No, Futarchy Doesn’t Have This EDT Flaw
(A response to this post.)
If you use prediction markets to make decisions, you might think they’ll generate EDT decisions: you’re asking for P(A|B), where you care about A, and B is something like “a decision … is taken”.
Okay, so say you want to use prediction markets to generate CDT decisions. You want to know P(A|do(B)).
There’s a very simple way to do that:
Make a market on P(A|B).
Commit to resolving the market to N/A[1] with 99.9% chance.
With 0.1% chance, transparently take a random decision among available decisions (the randomness is pre-set and independent of specific decisions/market data/etc.)
Now, 99.9% of the time, you can use freely use market data to make decisions, without impacting the market!
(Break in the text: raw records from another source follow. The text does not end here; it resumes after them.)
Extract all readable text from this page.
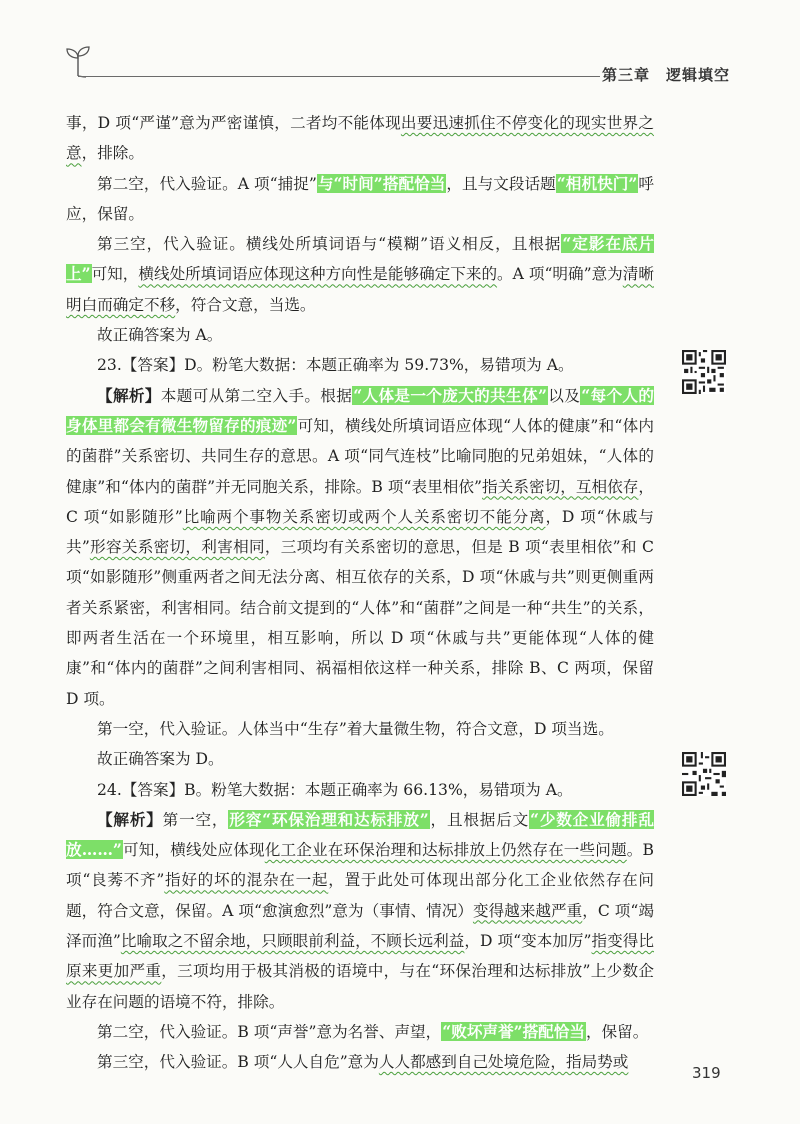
第三章 逻辑填空

事，D 项“严谨”意为严密谨慎，二者均不能体现出要迅速抓住不停变化的现实世界之意，排除。

第二空，代入验证。A 项“捕捉”与“时间”搭配恰当，且与文段话题“相机快门”呼应，保留。

第三空，代入验证。横线处所填词语与“模糊”语义相反，且根据“定影在底片上”可知，横线处所填词语应体现这种方向性是能够确定下来的。A 项“明确”意为清晰明白而确定不移，符合文意，当选。

故正确答案为 A。

23.【答案】D。粉笔大数据：本题正确率为 59.73%，易错项为 A。

【解析】本题可从第二空入手。根据“人体是一个庞大的共生体”以及“每个人的身体里都会有微生物留存的痕迹”可知，横线处所填词语应体现“人体的健康”和“体内的菌群”关系密切、共同生存的意思。A 项“同气连枝”比喻同胞的兄弟姐妹，“人体的健康”和“体内的菌群”并无同胞关系，排除。B 项“表里相依”指关系密切，互相依存，C 项“如影随形”比喻两个事物关系密切或两个人关系密切不能分离，D 项“休戚与共”形容关系密切，利害相同，三项均有关系密切的意思，但是 B 项“表里相依”和 C 项“如影随形”侧重两者之间无法分离、相互依存的关系，D 项“休戚与共”则更侧重两者关系紧密，利害相同。结合前文提到的“人体”和“菌群”之间是一种“共生”的关系，即两者生活在一个环境里，相互影响，所以 D 项“休戚与共”更能体现“人体的健康”和“体内的菌群”之间利害相同、祸福相依这样一种关系，排除 B、C 两项，保留 D 项。

第一空，代入验证。人体当中“生存”着大量微生物，符合文意，D 项当选。

故正确答案为 D。

24.【答案】B。粉笔大数据：本题正确率为 66.13%，易错项为 A。

【解析】第一空，形容“环保治理和达标排放”，且根据后文“少数企业偷排乱放……”可知，横线处应体现化工企业在环保治理和达标排放上仍然存在一些问题。B 项“良莠不齐”指好的坏的混杂在一起，置于此处可体现出部分化工企业依然存在问题，符合文意，保留。A 项“愈演愈烈”意为（事情、情况）变得越来越严重，C 项“竭泽而渔”比喻取之不留余地，只顾眼前利益，不顾长远利益，D 项“变本加厉”指变得比原来更加严重，三项均用于极其消极的语境中，与在“环保治理和达标排放”上少数企业存在问题的语境不符，排除。

第二空，代入验证。B 项“声誉”意为名誉、声望，“败坏声誉”搭配恰当，保留。

第三空，代入验证。B 项“人人自危”意为人人都感到自己处境危险，指局势或

319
You screened off everything upstream of the decision from the market. All you need for that is to make a random choice every now and then.
This really works to make CDT decisions! Try thinking through what the market would do in various decision-theoretic problems.
I claim that real markets actually do the exact same thing.
In the limit, you can imagine that when Tim Cook hires an awful designer, there’s no incentive for the markets to go down: because if they go down at all, Tim Cook would notice and fire them back.
But in reality, people and institutions are sometimes random! If there’s a chance Tim Cook doesn’t listen to the markets, the markets should down at least a tiny bit, to reflect that probability.
When Trump announced the tariffs, real markets showed only something like 10% of the reaction they would have if they thought the tariffs were to stay in place, because the markets correctly anticipated that the government would react to the market change.
But also, they went down, a lot, because they thought Trump might ignore them and not go back on the tariffs.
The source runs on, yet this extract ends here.